As expected, there is much more curtailed RES when there is no LAES and BESS installed. Mainly because more thermal generation is forced to be online to provide the required up reserve. In the middle of the day when there is more solar power injection or windy hours, thermal generation goes down as much as possible, while there is enough headroom to comply with the reserve criteria. The rest of the available RES is curtailed. When LAES is added to save extra RES when necessary, and BESS is added to provide a reserve, thermal generation can go even lower, to better utilize available RES. A 50 MW LAES is able to store some of the extra RES, but still at some hours, with so much RES injection, there would be curtailment. The main difference between the proposed model and the basic model is the amount of CSE. DSE is also calculated, but the amount is much less than the CSE. Comparing the cases with the proposed model, and cases with the basic model in
Figure 7, the amount of curtailment in the proposed model seems larger. This is mainly because CSE and DSE consume extra energy. In addition, the number of start-ups in the LAES is reduced with the proposed model, to avoid CSE as much as possible.
To see the differences that the proposed model makes, specifically in the charging and discharging pattern of LAES, the results for a sample summer week of 2030, with 100 MW LAES installed, are depicted in
Figure 8 and
Figure 9.
The DSE is so small that it cannot be seen in the figures.
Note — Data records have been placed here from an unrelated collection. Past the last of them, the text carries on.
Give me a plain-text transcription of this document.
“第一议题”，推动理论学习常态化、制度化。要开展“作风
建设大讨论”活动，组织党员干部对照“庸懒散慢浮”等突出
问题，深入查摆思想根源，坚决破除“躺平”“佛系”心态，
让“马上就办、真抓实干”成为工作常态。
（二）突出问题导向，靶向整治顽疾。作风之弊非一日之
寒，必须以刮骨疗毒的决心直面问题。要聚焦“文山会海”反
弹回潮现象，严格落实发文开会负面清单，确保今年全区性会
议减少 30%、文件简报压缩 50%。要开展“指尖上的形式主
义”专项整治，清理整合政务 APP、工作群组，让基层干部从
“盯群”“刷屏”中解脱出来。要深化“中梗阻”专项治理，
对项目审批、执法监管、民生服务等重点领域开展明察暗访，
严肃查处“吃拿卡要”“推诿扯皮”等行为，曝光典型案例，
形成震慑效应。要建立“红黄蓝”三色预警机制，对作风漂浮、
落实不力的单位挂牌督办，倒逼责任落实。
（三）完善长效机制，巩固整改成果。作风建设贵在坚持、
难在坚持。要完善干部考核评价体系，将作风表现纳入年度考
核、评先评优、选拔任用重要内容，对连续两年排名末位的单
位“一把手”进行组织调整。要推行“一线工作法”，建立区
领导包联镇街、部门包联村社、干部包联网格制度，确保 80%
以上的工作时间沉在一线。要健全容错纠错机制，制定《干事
However, CSE can effectively reduce the number of charging incidents to avoid unnecessary CSE as much as possible. In addition, there are many hours in the basic model, and LAES is scheduled with a low amount of charging. In practice, the current technology of LAES is usually only able to charge close to maximum capacity (80% of maximum charging capacity or more).
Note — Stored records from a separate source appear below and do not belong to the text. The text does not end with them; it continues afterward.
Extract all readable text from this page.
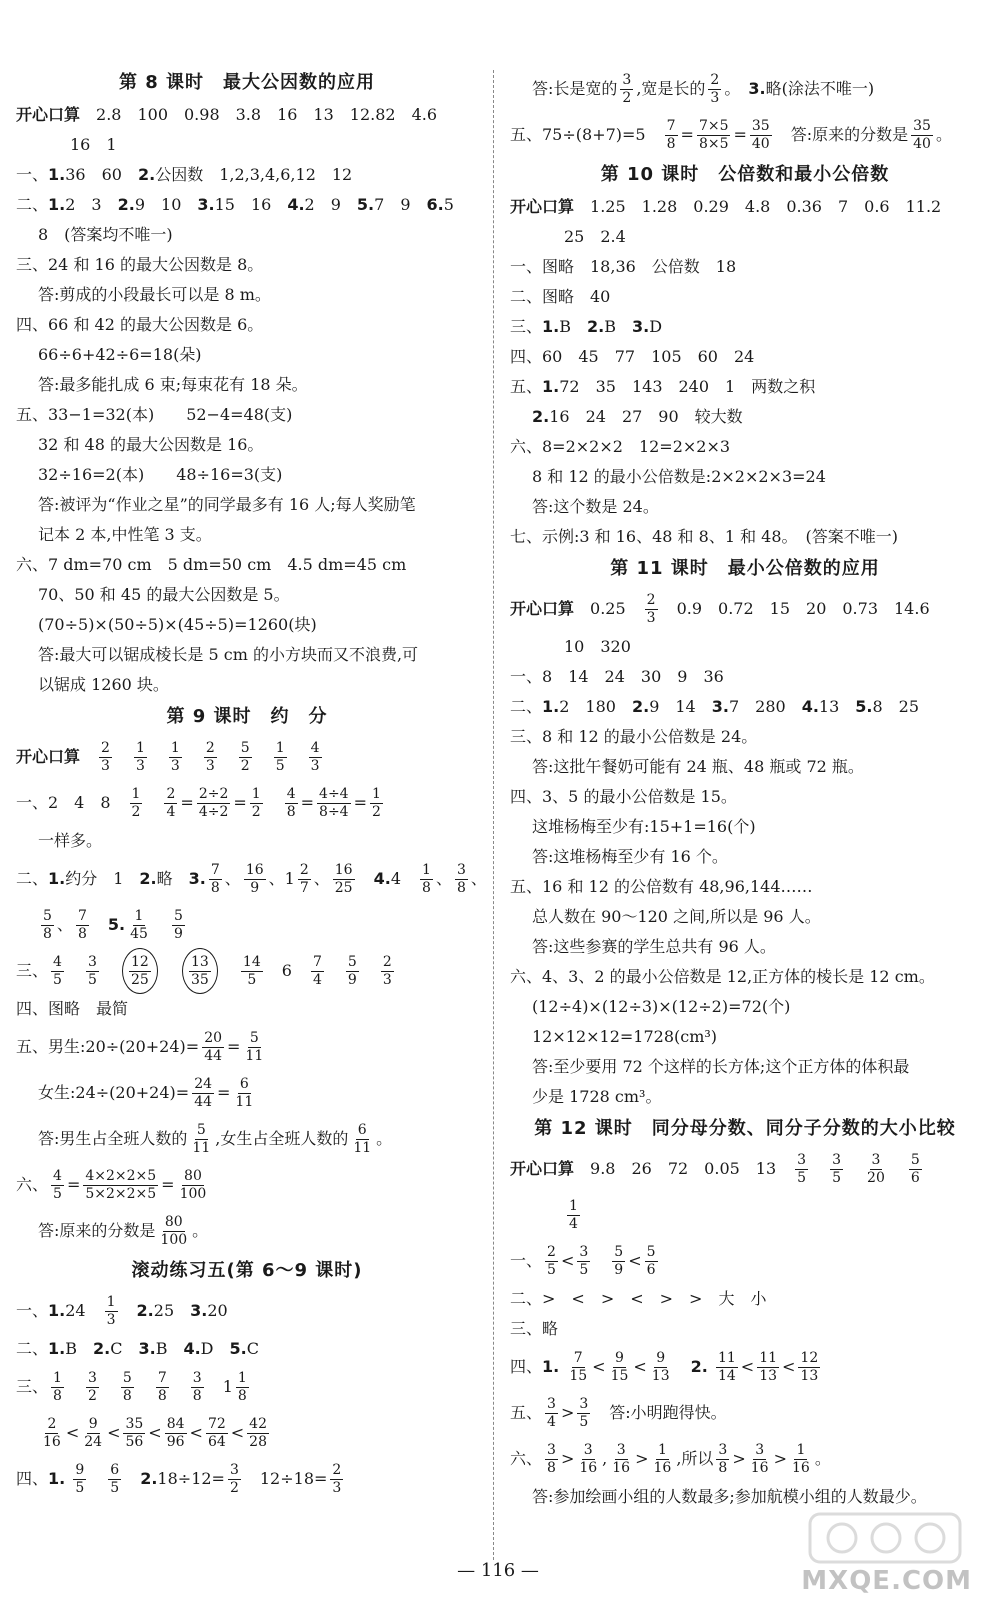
第 8 课时　最大公因数的应用
开心口算 　2.8　100　0.98　3.8　16　13　12.82　4.6
　　16　1
一、 1. 36　60　 2. 公因数　1,2,3,4,6,12　12
二、 1. 2　3　 2. 9　10　 3. 15　16　 4. 2　9　 5. 7　9　 6. 5
8　(答案均不唯一)
三、24 和 16 的最大公因数是 8。
答:剪成的小段最长可以是 8 m。
四、66 和 42 的最大公因数是 6。
66÷6+42÷6=18(朵)
答:最多能扎成 6 束;每束花有 18 朵。
五、33−1=32(本)　　52−4=48(支)
32 和 48 的最大公因数是 16。
32÷16=2(本)　　48÷16=3(支)
答:被评为“作业之星”的同学最多有 16 人;每人奖励笔
记本 2 本,中性笔 3 支。
六、7 dm=70 cm　5 dm=50 cm　4.5 dm=45 cm
70、50 和 45 的最大公因数是 5。
(70÷5)×(50÷5)×(45÷5)=1260(块)
答:最大可以锯成棱长是 5 cm 的小方块而又不浪费,可
以锯成 1260 块。
第 9 课时　约　分
开心口算
　 $\frac{2}{3}$
　 $\frac{1}{3}$
　 $\frac{1}{3}$
　 $\frac{2}{3}$
　 $\frac{5}{2}$
　 $\frac{1}{5}$
　 $\frac{4}{3}$
一、2　4　8　 $\frac{1}{2}$
　 $\frac{2}{4} = \frac{2\div 2}{4\div 2} = \frac{1}{2}$
　 $\frac{4}{8} = \frac{4\div 4}{8\div 4} = \frac{1}{2}$
一样多。
二、 1. 约分　1　 2. 略　 3. $\frac{7}{8}$ 、 $\frac{16}{9}$ 、$1 \frac{2}{7}$ 、 $\frac{16}{25}$
　 4. 4　 $\frac{1}{8}$ 、 $\frac{3}{8}$ 、
$\frac{5}{8}$ 、 $\frac{7}{8}$
　 5. $\frac{1}{45}$
　 $\frac{5}{9}$
三、 $\frac{4}{5}$
　 $\frac{3}{5}$
　 $\frac{12}{25}$
　	$\frac{13}{35}$
　 $\frac{14}{5}$ 　6　 $\frac{7}{4}$
　 $\frac{5}{9}$
　 $\frac{2}{3}$
四、图略　最简
五、男生:20÷(20+24)= $\frac{20}{44} = \frac{5}{11}$
女生:24÷(20+24)= $\frac{24}{44} = \frac{6}{11}$
答:男生占全班人数的 $\frac{5}{11}$ ,女生占全班人数的 $\frac{6}{11}$ 。
六、 $\frac{4}{5} = \frac{4\times 2\times 2\times 5}{5\times 2\times 2\times 5} = \frac{80}{100}$
答:原来的分数是 $\frac{80}{100}$ 。
滚动练习五(第 6～9 课时)
一、 1. 24　 $\frac{1}{3}$
　 2. 25　 3. 20
二、 1. B　 2. C　 3. B　 4. D　 5. C
三、 $\frac{1}{8}$
　 $\frac{3}{2}$
　 $\frac{5}{8}$
　 $\frac{7}{8}$
　 $\frac{3}{8}$ 　$1 \frac{1}{8}$
$\frac{2}{16} < \frac{9}{24} < \frac{35}{56} < \frac{84}{96} < \frac{72}{64} < \frac{42}{28}$
四、 1.
$\frac{9}{5}$
　 $\frac{6}{5}$
　 2. $18\div 12= \frac{3}{2}$ 　$12\div 18= \frac{2}{3}$
答:长是宽的 $\frac{3}{2}$ ,宽是长的 $\frac{2}{3}$ 。　 3. 略(涂法不唯一)
五、75÷(8+7)=5　 $\frac{7}{8} = \frac{7\times 5}{8\times 5} = \frac{35}{40}$ 　答:原来的分数是 $\frac{35}{40}$ 。
第 10 课时　公倍数和最小公倍数
开心口算 　1.25　1.28　0.29　4.8　0.36　7　0.6　11.2
　　25　2.4
一、图略　18,36　公倍数　18
二、图略　40
三、 1. B　 2. B　 3. D
四、60　45　77　105　60　24
五、 1. 72　35　143　240　1　两数之积
2. 16　24　27　90　较大数
六、8=2×2×2　12=2×2×3
8 和 12 的最小公倍数是:2×2×2×3=24
答:这个数是 24。
七、示例:3 和 16、48 和 8、1 和 48。　(答案不唯一)
第 11 课时　最小公倍数的应用
开心口算 　0.25　 $\frac{2}{3}$ 　0.9　0.72　15　20　0.73　14.6
　　10　320
一、8　14　24　30　9　36
二、 1. 2　180　 2. 9　14　 3. 7　280　 4. 13　 5. 8　25
三、8 和 12 的最小公倍数是 24。
答:这批午餐奶可能有 24 瓶、48 瓶或 72 瓶。
四、3、5 的最小公倍数是 15。
这堆杨梅至少有:15+1=16(个)
答:这堆杨梅至少有 16 个。
五、16 和 12 的公倍数有 48,96,144……
总人数在 90～120 之间,所以是 96 人。
答:这些参赛的学生总共有 96 人。
六、4、3、2 的最小公倍数是 12,正方体的棱长是 12 cm。
(12÷4)×(12÷3)×(12÷2)=72(个)
12×12×12=1728(cm³)
答:至少要用 72 个这样的长方体;这个正方体的体积最
少是 1728 cm³。
第 12 课时　同分母分数、同分子分数的大小比较
开心口算 　9.8　26　72　0.05　13　 $\frac{3}{5}$
　 $\frac{3}{5}$
　 $\frac{3}{20}$
　 $\frac{5}{6}$

$\frac{1}{4}$
一、 $\frac{2}{5} < \frac{3}{5}$
　 $\frac{5}{9} < \frac{5}{6}$
二、>　<　>　<　>　>　大　小
三、略
四、 1.
$\frac{7}{15} < \frac{9}{15} < \frac{9}{13}$
　 2.
$\frac{11}{14} < \frac{11}{13} < \frac{12}{13}$
五、 $\frac{3}{4} > \frac{3}{5}$ 　答:小明跑得快。
六、 $\frac{3}{8} > \frac{3}{16}$ , $\frac{3}{16} > \frac{1}{16}$ ,所以 $\frac{3}{8} > \frac{3}{16} > \frac{1}{16}$ 。
答:参加绘画小组的人数最多;参加航模小组的人数最少。
— 116 —	MXQE.COM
From the weekly UC solutions of winter, spring, summer, and autumn sample weeks, an estimated yearly summary of results for years 2026 and 2030 is presented in
Table 2 and
Table 3.
Although the operation cost is reduced for cases with storage systems compared to the base case with no storage system, the basic model always underestimates the operation costs. With the detailed model, the operator will have a more accurate power balance schedule, and a better awareness of expected losses. An incremental or decreasing percentage is also provided in both tables, which compare the basic model and the proposed model. According to the tables, the basic model can be misleading in reflecting the realistic operation cost. In addition, as the CSE and DSE are taken into account in the proposed model, the number of scheduled charging periods is diminished considerably in the proposed model. It also reduces the wear and tear of LAES in practice. It would also be interesting to see how much CSE consumption is overlooked by the basic model yearly. The corresponding numbers are presented in
Table 4. These yearly amounts might seem small. So, for the long-term planning procedures in which these orders are negligible, the simple model can be a good choice, as it is less complicated and this might affect the speed of big long-term problems. On the other hand, for short-term scheduling problems, the proposed model can help to avoid unnecessary real-time modifications. All of the UC problems in this paper are solved by the cplex solver in GAMS.